Quels permis pour louer un bateau ?

Avec l’été qui arrive, vous allez être de plus en plus nombreux à vous poser la question des différents permis demandés pour louer une voiture à l’étranger, une moto, un scooter en ville, un jetski, ou encore un bateau. C’est ce dernier point que nous allons traiter ici.

Louer un bateau, avec ou sans permis ?

La loi est parfois surprenante, même si on en comprend le fond.

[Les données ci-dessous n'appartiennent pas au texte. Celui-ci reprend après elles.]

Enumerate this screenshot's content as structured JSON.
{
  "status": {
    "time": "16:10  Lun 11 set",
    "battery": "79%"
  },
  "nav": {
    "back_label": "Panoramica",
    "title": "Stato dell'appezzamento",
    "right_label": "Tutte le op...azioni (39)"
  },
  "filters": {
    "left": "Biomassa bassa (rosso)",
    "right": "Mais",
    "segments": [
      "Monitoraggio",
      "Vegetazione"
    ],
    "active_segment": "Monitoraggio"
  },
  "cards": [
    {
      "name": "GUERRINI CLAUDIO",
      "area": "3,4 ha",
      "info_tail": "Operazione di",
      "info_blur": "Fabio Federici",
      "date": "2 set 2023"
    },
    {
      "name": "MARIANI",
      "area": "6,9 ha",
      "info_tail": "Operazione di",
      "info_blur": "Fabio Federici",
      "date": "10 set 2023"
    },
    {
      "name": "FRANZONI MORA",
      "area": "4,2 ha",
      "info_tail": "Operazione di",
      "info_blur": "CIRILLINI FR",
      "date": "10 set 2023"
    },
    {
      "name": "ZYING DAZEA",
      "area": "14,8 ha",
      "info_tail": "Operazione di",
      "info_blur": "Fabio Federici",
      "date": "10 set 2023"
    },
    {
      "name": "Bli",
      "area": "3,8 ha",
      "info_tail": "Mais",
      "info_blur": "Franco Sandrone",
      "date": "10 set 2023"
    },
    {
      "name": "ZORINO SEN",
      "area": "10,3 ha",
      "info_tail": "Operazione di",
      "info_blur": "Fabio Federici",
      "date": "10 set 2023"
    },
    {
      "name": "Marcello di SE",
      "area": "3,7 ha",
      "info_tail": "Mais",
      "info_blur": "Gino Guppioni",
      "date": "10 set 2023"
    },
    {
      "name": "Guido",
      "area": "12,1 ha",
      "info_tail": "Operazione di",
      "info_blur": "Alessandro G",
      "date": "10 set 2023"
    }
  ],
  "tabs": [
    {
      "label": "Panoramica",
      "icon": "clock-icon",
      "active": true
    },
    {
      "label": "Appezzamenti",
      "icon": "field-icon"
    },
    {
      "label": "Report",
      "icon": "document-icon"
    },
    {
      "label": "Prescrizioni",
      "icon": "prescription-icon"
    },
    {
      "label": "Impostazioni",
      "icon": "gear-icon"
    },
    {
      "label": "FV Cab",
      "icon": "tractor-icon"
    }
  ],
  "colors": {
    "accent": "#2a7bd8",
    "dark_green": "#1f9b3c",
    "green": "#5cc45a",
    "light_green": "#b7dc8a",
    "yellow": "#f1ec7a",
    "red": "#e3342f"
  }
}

Ainsi, pour louer un bateau ou un jetski en France, l’obligation de permis n’est absolument pas liée à la taille de l’embarcation mais uniquement à sa puissance.

Que dit la loi ?

Selon le site Service Public, le fameux permis bateau n’est demandé que pour la conduite d’un bateau moteur d’une puissance supérieure à 6 chevaux.

Un permis plaisance est obligatoire pour conduire un bateau de plaisance à moteur d’une puissance motrice de plus de 4,5 kilowatts (6 chevaux), que cela soit sur mer ou sur rivière.

Si vous empruntez un bateau, vous devez disposer à bord de tous les titres de navigation utiles (notamment permis et acte de francisation) ainsi qu’un courrier du propriétaire attestant du prêt du navire.

Mais encore ?

Pour faire simple, pour conduire un bateau moteur, a part le cas où vous aller utiliser une annexe ou un tout petit moteur ( les fameux 9×9 des écoles de voiles d’antan) il vous faudra un permis bateau ou permis mer.

Cela s’applique à l’ensemble des engins motorisés allant sur l’eau donc aussi pour les scooters des mers ( voir plus loin la subtilité des randonnées accompagnées).

Il existe aujourd’hui des locations de bateaux moteurs ( thermique ou solaire) sans permis. Cela signifie que les bateaux proposés sont dotés de moteurs dune puissance inférieure à 6 cv, destinés à la balade en rivière ou en zone côtière très délimitée.

Et les bateaux à voile ?

C’est là que la subtilité est importante. En effet, pour « conduire » un voilier ou n’importe quel engin dont la propulsion principale en mer est faite par la force du vent, aucun permis ni aucune attestation particulière n’est requise !
Ainsi, vous pourriez vous présenter chez n’importe quel professionnel et louer un catamaran de 60 pieds sans aucun contrôle, même si dans la réalité, les loueurs vérifieront, au moins de façon théorique, vos connaissances en plaisance.

Ainsi la loi s’appuie sur le fait que la puissance du moteur mène à la vitesse bien sûr et donc au danger représenté par l’embarcation et la nécessité de pouvoir contrôler tous les éléments. Le permis côtier prouve qu’un instructeur à contrôlé tout cela et validé lors d’un examen.

Ce qu’oublie la loi, c’est que le passage du code, au combien problématique pour beaucoup, permet aussi de mieux savoir comment se déplacer dans un espace encombré, connaitre les règles de navigation en entrant dans un port, reconnaitre les différents pavillons ou les marques de navigation à l’approche des côtes…ce qui sera là encore indispensable à bord d’un voilier.

De plus, même si le moteur reste un outil d’appoint sur un voilier, essentiellement utilisé lors des manœuvres pour accoster ou en remplacement du vent, ce type de navire représente tout de même un certain danger pour les autres utilisateurs en mer. On peut donc s’étonner de cette permissivité en mer.

Le cas des locations de jet ski et randonnées

Un temps possible sans aucun permis, la location de jet ski ou scooter des mers est aujourd’hui soumise à la même règle que tous les bateaux moteurs. Pour conduire un jet ski de plus de 6cv, il faut être titulaire d’un permis mer.
Sauf dans le cadre d’une sortie en mer encadrée. C’est alors le moniteur encadrant qui endosse la responsabilité des pilotes du groupe. Son permis et son diplôme de moniteur permettent alors de partir en groupe en excursion avec des pratiquants non diplômés. Cela demande toutefois des contrôles comme par exemple le fait de ne jamais dépasser le leader, de rester grouper et dans la route de l’ouvrant.